Julia berbalik membelakangi suaminya. Detak jantungnya naik secepat musik disco yang mengentak di dadanya. Seakan-akan, jantungnya hendak melompat keluar menembus tulang rusuk.
"Mana bajunya?"
"Hah? Se-sebentar, Tuan."
"Hubby!"
"Iya, Hu-bby." Julia membuka lemari, mengambil kemeja biru muda dan jas berwarna navy. Ia menaruh pakaian itu di atas ranjang. Saat memilih dasi, ia kebingungan sendiri.
'Dasinya banyak sekali. Mana yang harus aku pilih?' Gadis itu bertanya-tanya dalam hati dengan wajah frustrasi. Seumur-umur, ia tidak pernah memilih dasi karena tidak ada yang memakai benda seperti itu di kampung. Julia pun asal mengambil yang warnanya sama dengan jas yang dipilihnya tadi.
"Pakaian dan dasinya sudah saya pilihkan. Saya permisi," ucap Julia sambil membelakangi suaminya. "Akh!"
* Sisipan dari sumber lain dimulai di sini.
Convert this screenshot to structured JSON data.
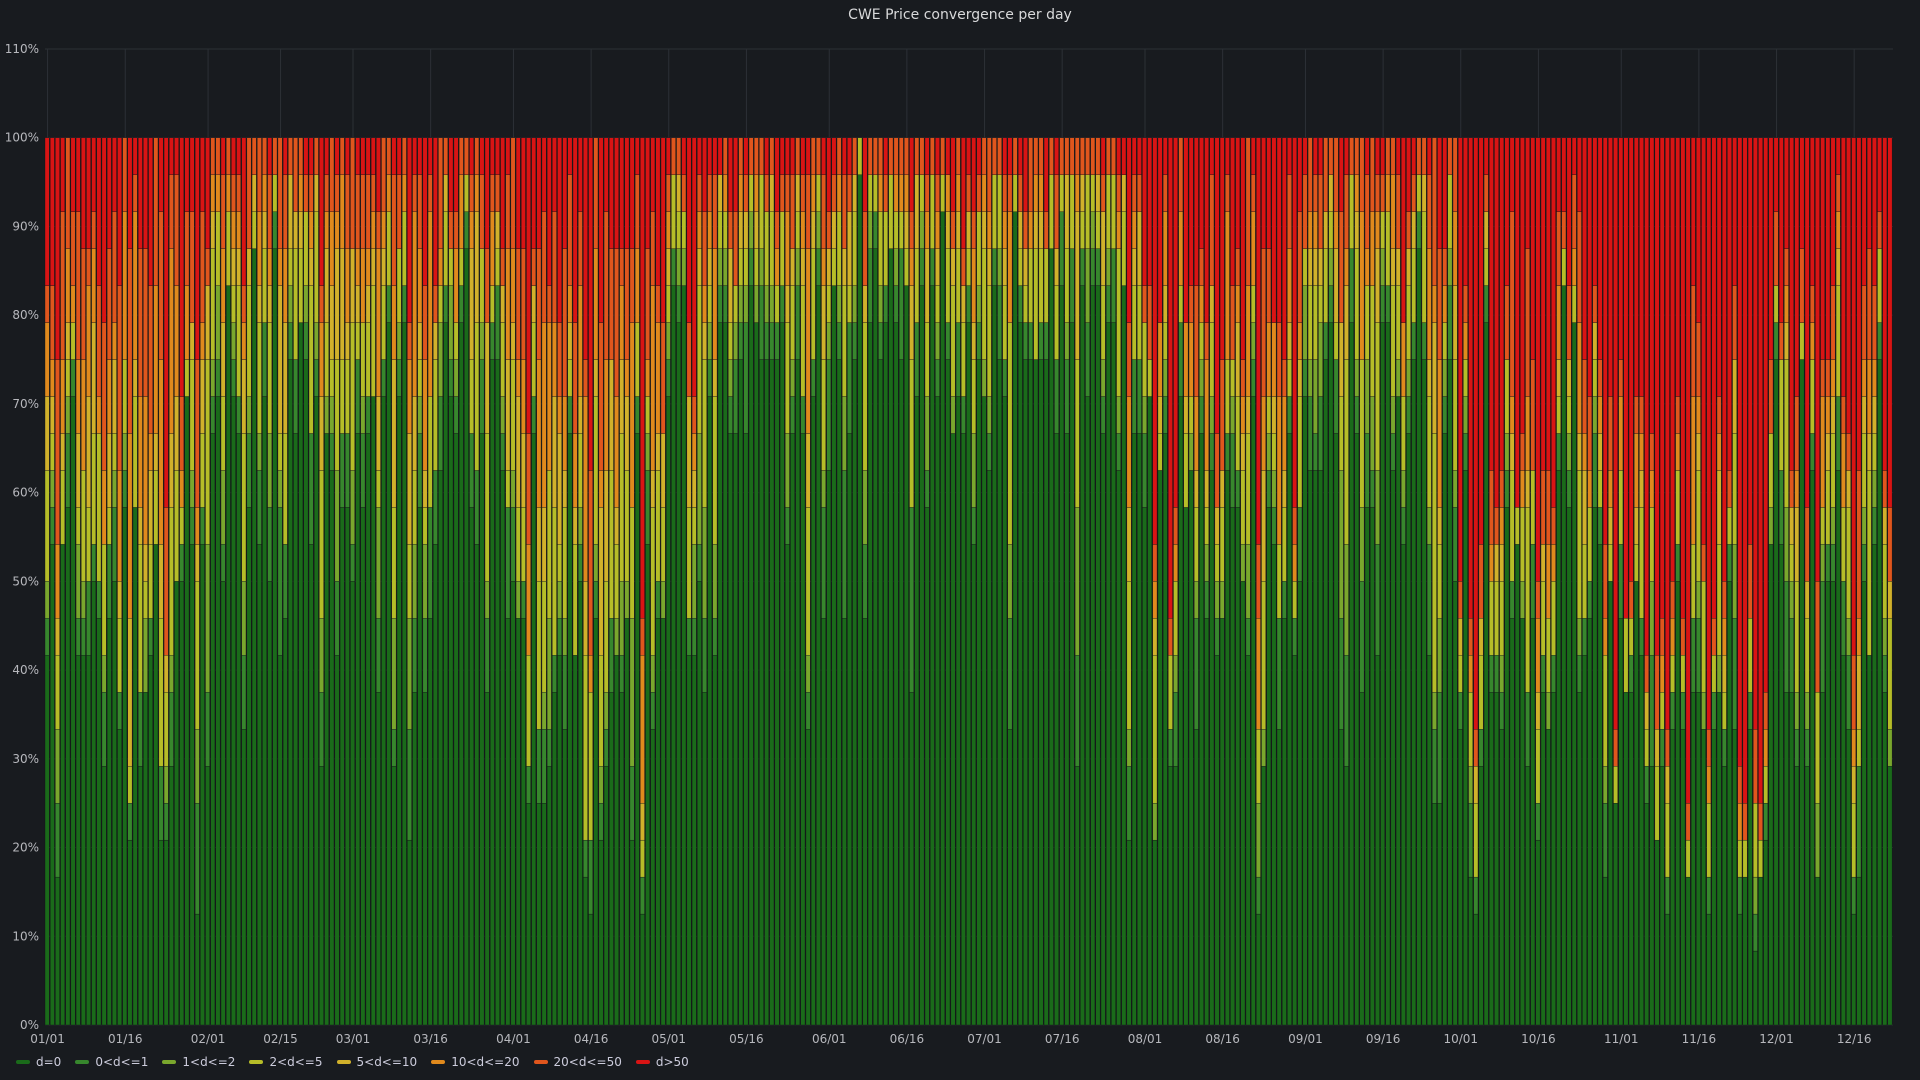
{
  "panel": {
    "title": "CWE Price convergence per day"
  },
  "chart_data": {
    "type": "bar",
    "stacked": true,
    "title": "CWE Price convergence per day",
    "xlabel": "",
    "ylabel": "",
    "ylim": [
      0,
      110
    ],
    "y_unit": "%",
    "y_ticks": [
      "0%",
      "10%",
      "20%",
      "30%",
      "40%",
      "50%",
      "60%",
      "70%",
      "80%",
      "90%",
      "100%",
      "110%"
    ],
    "x_ticks": [
      "01/01",
      "01/16",
      "02/01",
      "02/15",
      "03/01",
      "03/16",
      "04/01",
      "04/16",
      "05/01",
      "05/16",
      "06/01",
      "06/16",
      "07/01",
      "07/16",
      "08/01",
      "08/16",
      "09/01",
      "09/16",
      "10/01",
      "10/16",
      "11/01",
      "11/16",
      "12/01",
      "12/16"
    ],
    "x_tick_day_index": [
      0,
      15,
      31,
      45,
      59,
      74,
      90,
      105,
      120,
      135,
      151,
      166,
      181,
      196,
      212,
      227,
      243,
      258,
      273,
      288,
      304,
      319,
      334,
      349
    ],
    "grid": true,
    "legend_position": "bottom-left",
    "bar_count": 357,
    "hours_per_day": 24,
    "series_names": [
      "d=0",
      "0<d<=1",
      "1<d<=2",
      "2<d<=5",
      "5<d<=10",
      "10<d<=20",
      "20<d<=50",
      "d>50"
    ],
    "series_colors": [
      "#1a6b1a",
      "#37872d",
      "#7aa72d",
      "#b6bd28",
      "#d1b12b",
      "#e08a1d",
      "#e0561d",
      "#d91414"
    ],
    "monthly_composition_percent": [
      {
        "month": "01",
        "values": [
          40,
          4,
          5,
          8,
          8,
          12,
          10,
          13
        ]
      },
      {
        "month": "02",
        "values": [
          58,
          5,
          6,
          9,
          7,
          7,
          4,
          4
        ]
      },
      {
        "month": "03",
        "values": [
          55,
          5,
          6,
          9,
          6,
          8,
          5,
          6
        ]
      },
      {
        "month": "04",
        "values": [
          38,
          4,
          6,
          10,
          8,
          12,
          9,
          13
        ]
      },
      {
        "month": "05",
        "values": [
          68,
          5,
          5,
          6,
          4,
          5,
          3,
          4
        ]
      },
      {
        "month": "06",
        "values": [
          70,
          5,
          5,
          6,
          4,
          4,
          2,
          4
        ]
      },
      {
        "month": "07",
        "values": [
          72,
          4,
          5,
          6,
          4,
          4,
          2,
          3
        ]
      },
      {
        "month": "08",
        "values": [
          48,
          4,
          4,
          6,
          5,
          7,
          6,
          20
        ]
      },
      {
        "month": "09",
        "values": [
          62,
          5,
          6,
          7,
          5,
          6,
          4,
          5
        ]
      },
      {
        "month": "10",
        "values": [
          36,
          3,
          4,
          5,
          4,
          5,
          5,
          38
        ]
      },
      {
        "month": "11",
        "values": [
          30,
          3,
          3,
          4,
          3,
          4,
          4,
          49
        ]
      },
      {
        "month": "12",
        "values": [
          38,
          4,
          5,
          7,
          5,
          6,
          6,
          29
        ]
      }
    ]
  }
}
Damian menarik tangan istrinya, membuat wanita itu menabrak dada bidangnya yang polos. Julia segera menutup mata. Wajahnya memanas seperti terbakar, membuat warna kulitnya yang putih itu berubah merah seperti kepiting rebus.
"Siapa yang menyuruhmu pergi?"
"I-itu …." Julia tergagap menjawab pertanyaan laki-laki itu. Kedua tangan Damian melingkar di pinggangnya, sementara tangan halus Julia menempel di dada bidang suaminya. Suasana yang benar-benar canggung itu dipecahkan oleh suara Aldo.
"Ekhem! Kak, ada telepon dari manajer. Katanya, ada tamu yang menunggu sejak jam delapan tadi," ucap Aldo.
Julia mendorong tubuh Damian, saat Aldo masuk ke kamar yang tidak ditutup. Laki-laki itu pergi setelah melapor pada kakaknya. Setelah membuyarkan suasana romantis yang jarang terjadi.
"Pakaikan bajuku!"
"Apa? Kamu 'kan biasa pakai baju sendiri. Kenapa harus aku yang memakaikan?"
"Karena, kau, istriku. Itu tugasmu untuk melayani suamimu," jawabnya dengan senyuman jahil.
'Suami? Bisa-bisanya mengatakan tentang tugas seorang istri denganku, tapi kau tidak pernah melakukan tugasmu sebagai suami. Dasar aneh!'
"Kenapa diam? Aku sudah harus berangkat. Kau, tidak dengar, Aldo bilang apa barusan?"
Julia mengalah. Ia mengambil kemeja panjang biru muda dan memakaikan ke tubuh laki-laki yang seolah sedang menjadi orang lain. Sikapnya yang sedikit lembut, jahil, serta nakal di waktu yang sama.
Saat Damian memintanya mengikatkan dasi, Julia hanya bisa memegang dasi panjang itu. Ia tidak pernah belajar mengikat dasi sebelumnya. Saat ia sekolah, dasi yang dipakai bentuknya dasi instan.
"Sa-saya tidak bisa," ujar wanita itu.
"Belajar. Kalau besok masih tidak bisa, aku akan menghukummu!" Damian mengambil dasi di tangan Julia dan mengikatnya sendiri.
Julia pergi sambil membawa cucian kotor. Ia tersenyum tipis. Hubungannya dengan Damian mengalami kemajuan.
Laki-laki yang dingin itu perlahan-lahan berubah menjadi lebih agresif saat bersama Julia. Sampai ia tiba di samping dapur, debaran di dadanya masih bertalu-talu. Seperti irama musik yang saling bersambut antara alat musik yang satu dan yang lainnya.